Genome-wide computational prediction and experimental validation of quinoa (Chenopodium quinoa) microRNAs

MicroRNAs (miRNAs) are highly conserved, endogenous, short (21-24 nucleotides), non-coding RNA molecules that play significant roles in post-transcriptional gene silencing by directing target mRNA cleavage or translational inhibition. Nonetheless, highly nutritious "super grain" quinoa (Chenopodium quinoa) is an extreme abiotic stress tolerant Andean seed crop of many potential uses, with outstanding protein quality and a load of vitamins, minerals, as well as flavonoid antioxidants.
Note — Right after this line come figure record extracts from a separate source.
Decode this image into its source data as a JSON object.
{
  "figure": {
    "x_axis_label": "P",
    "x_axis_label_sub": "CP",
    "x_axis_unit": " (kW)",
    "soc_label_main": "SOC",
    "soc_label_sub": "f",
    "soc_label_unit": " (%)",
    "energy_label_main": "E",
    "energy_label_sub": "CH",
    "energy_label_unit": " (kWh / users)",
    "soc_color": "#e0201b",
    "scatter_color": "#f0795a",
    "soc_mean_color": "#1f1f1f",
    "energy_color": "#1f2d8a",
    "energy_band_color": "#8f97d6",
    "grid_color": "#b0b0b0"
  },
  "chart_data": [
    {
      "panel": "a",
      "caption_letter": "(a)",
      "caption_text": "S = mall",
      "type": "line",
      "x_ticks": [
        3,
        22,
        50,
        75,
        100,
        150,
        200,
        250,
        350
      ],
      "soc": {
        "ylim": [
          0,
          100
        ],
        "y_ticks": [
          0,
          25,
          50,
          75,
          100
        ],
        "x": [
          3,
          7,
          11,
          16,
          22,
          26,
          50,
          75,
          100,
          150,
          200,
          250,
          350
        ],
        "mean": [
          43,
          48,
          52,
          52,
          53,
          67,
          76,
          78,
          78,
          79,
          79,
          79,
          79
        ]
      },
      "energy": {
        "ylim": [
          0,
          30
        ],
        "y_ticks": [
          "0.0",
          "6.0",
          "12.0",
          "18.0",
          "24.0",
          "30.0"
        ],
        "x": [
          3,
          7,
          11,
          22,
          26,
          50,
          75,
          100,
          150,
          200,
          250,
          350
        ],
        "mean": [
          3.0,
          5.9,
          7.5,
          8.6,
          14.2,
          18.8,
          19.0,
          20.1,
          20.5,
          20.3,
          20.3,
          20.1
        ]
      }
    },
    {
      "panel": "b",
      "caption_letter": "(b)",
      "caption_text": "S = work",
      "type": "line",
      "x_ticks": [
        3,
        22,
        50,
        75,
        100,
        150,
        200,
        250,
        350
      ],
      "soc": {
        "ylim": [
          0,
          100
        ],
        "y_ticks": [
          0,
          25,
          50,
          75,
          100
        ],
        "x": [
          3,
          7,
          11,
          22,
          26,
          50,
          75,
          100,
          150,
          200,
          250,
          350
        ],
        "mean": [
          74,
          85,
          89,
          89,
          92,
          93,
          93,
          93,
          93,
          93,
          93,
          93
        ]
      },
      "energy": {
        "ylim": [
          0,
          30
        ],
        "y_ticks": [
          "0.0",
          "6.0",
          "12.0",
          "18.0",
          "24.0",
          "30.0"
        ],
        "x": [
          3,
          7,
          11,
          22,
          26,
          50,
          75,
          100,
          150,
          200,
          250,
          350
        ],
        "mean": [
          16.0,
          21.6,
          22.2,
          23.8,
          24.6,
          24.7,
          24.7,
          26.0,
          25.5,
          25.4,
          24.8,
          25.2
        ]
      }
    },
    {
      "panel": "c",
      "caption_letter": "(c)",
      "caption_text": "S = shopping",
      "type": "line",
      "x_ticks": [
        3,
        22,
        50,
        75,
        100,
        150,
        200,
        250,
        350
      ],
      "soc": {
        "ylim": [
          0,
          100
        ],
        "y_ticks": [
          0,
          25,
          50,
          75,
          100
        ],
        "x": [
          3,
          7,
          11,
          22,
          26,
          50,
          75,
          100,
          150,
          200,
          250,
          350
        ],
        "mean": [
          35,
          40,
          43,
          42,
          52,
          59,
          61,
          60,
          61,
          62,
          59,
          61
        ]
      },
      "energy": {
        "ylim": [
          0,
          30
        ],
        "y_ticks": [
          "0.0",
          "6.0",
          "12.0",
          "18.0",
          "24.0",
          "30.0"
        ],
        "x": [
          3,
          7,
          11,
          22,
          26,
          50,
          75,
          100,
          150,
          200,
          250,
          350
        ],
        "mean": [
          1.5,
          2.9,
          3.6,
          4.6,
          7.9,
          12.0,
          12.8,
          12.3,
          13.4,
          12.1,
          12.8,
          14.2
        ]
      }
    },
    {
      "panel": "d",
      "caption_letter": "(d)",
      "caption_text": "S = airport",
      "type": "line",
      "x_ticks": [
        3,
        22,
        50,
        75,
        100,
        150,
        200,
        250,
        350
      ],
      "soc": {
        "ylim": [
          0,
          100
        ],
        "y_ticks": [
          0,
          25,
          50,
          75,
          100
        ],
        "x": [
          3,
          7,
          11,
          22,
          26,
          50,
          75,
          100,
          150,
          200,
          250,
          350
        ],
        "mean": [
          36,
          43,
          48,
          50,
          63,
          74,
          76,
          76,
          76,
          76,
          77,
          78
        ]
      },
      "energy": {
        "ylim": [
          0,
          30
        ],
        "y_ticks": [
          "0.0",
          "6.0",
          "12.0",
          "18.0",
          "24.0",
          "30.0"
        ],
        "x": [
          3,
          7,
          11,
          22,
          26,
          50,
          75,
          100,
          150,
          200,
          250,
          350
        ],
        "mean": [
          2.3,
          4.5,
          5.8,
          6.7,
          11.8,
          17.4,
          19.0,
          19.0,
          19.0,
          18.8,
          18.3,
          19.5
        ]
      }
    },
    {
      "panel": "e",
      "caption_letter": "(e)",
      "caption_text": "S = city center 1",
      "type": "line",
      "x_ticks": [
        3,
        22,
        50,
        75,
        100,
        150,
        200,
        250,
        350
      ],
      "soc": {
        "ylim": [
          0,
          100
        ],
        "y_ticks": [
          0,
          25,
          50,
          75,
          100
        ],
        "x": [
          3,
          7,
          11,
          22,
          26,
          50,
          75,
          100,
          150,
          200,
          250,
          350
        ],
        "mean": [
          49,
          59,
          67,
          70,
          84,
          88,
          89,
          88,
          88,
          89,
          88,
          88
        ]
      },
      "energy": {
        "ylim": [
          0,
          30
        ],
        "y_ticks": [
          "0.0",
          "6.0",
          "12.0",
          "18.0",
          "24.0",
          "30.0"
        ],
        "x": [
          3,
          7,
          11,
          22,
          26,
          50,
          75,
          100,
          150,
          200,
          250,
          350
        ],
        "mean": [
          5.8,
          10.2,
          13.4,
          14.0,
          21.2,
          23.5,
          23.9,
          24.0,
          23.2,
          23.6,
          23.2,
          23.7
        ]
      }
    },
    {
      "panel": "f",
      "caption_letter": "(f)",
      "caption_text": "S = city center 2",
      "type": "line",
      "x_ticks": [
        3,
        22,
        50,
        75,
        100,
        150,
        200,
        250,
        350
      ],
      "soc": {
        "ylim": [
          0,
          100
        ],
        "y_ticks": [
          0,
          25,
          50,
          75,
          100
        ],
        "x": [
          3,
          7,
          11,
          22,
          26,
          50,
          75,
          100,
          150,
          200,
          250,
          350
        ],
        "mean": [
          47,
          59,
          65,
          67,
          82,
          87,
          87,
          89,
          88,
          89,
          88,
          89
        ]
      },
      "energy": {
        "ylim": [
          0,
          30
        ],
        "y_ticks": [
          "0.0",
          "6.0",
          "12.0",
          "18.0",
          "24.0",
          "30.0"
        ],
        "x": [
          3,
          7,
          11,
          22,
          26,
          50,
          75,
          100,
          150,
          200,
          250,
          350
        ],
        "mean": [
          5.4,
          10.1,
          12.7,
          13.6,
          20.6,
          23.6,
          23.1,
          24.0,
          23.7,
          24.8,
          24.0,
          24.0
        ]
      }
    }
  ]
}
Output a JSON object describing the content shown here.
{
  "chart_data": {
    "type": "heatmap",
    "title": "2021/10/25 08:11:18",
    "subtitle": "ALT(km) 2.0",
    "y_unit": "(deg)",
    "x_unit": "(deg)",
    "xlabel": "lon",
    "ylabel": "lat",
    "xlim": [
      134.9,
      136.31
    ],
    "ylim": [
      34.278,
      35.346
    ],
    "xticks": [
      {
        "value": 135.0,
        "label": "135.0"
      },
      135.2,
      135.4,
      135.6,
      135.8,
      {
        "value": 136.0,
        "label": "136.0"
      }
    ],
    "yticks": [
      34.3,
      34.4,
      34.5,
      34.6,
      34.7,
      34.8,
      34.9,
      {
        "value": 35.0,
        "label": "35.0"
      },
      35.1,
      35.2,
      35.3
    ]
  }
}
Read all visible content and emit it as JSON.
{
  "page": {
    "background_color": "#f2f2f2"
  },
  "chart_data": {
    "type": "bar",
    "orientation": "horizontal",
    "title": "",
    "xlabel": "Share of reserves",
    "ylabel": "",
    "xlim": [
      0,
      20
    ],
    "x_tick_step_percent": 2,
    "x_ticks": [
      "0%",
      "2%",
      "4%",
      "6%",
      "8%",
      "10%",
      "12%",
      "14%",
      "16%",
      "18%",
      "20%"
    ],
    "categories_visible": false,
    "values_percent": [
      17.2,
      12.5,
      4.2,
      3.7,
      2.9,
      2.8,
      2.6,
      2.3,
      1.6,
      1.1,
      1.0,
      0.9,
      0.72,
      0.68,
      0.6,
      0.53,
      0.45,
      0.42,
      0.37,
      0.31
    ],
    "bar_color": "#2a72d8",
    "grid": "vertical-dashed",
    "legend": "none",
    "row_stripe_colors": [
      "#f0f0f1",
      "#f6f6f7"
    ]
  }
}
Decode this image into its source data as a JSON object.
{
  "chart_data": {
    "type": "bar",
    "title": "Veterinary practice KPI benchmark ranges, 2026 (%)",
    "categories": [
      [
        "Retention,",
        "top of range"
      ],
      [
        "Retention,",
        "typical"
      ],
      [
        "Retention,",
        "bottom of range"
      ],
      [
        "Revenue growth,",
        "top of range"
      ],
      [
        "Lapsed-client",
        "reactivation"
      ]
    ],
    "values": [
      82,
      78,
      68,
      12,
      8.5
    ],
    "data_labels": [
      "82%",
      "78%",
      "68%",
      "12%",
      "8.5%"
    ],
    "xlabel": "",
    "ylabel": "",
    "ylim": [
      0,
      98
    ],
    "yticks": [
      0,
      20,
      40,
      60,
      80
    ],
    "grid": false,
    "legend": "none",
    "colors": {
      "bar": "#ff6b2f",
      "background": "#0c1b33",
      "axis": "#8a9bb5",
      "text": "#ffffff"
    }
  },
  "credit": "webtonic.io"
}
In this study, applying genome-wide in silico approaches (referring to the recently published quinoa genome) and following a set of stringent filtering measures, a total of 22 potentially conserved microRNAs belonging to 18 families were characterized from quinoa and 11 randomly selected putative microRNAs (cqu-miR160a, cqu-miR162a, cqu-miR164a, cqu-miR166b, cqu-miR167a, cqu-miR172a, cqu-miR319a, cqu-miR390a, cqu-miR393a, cqu-miR394a, and cqu-miR398b) were validated successfully by RT-PCR. Using the psRNATarget tool, a sum of 59 potential miRNA targets, mostly transcription factors, were identified that are involved in biosynthesis, metabolic processes, and signal transduction. Among the detected targets, six target transcripts (F-Box proteins, TCP, MYB, WD protein, NAC, and CSD) were reported to have specific roles in both flavonoids biosynthesis and stress response signaling in some plants. To the best of our knowledge, this is the first report of quinoa microRNAs and their targets.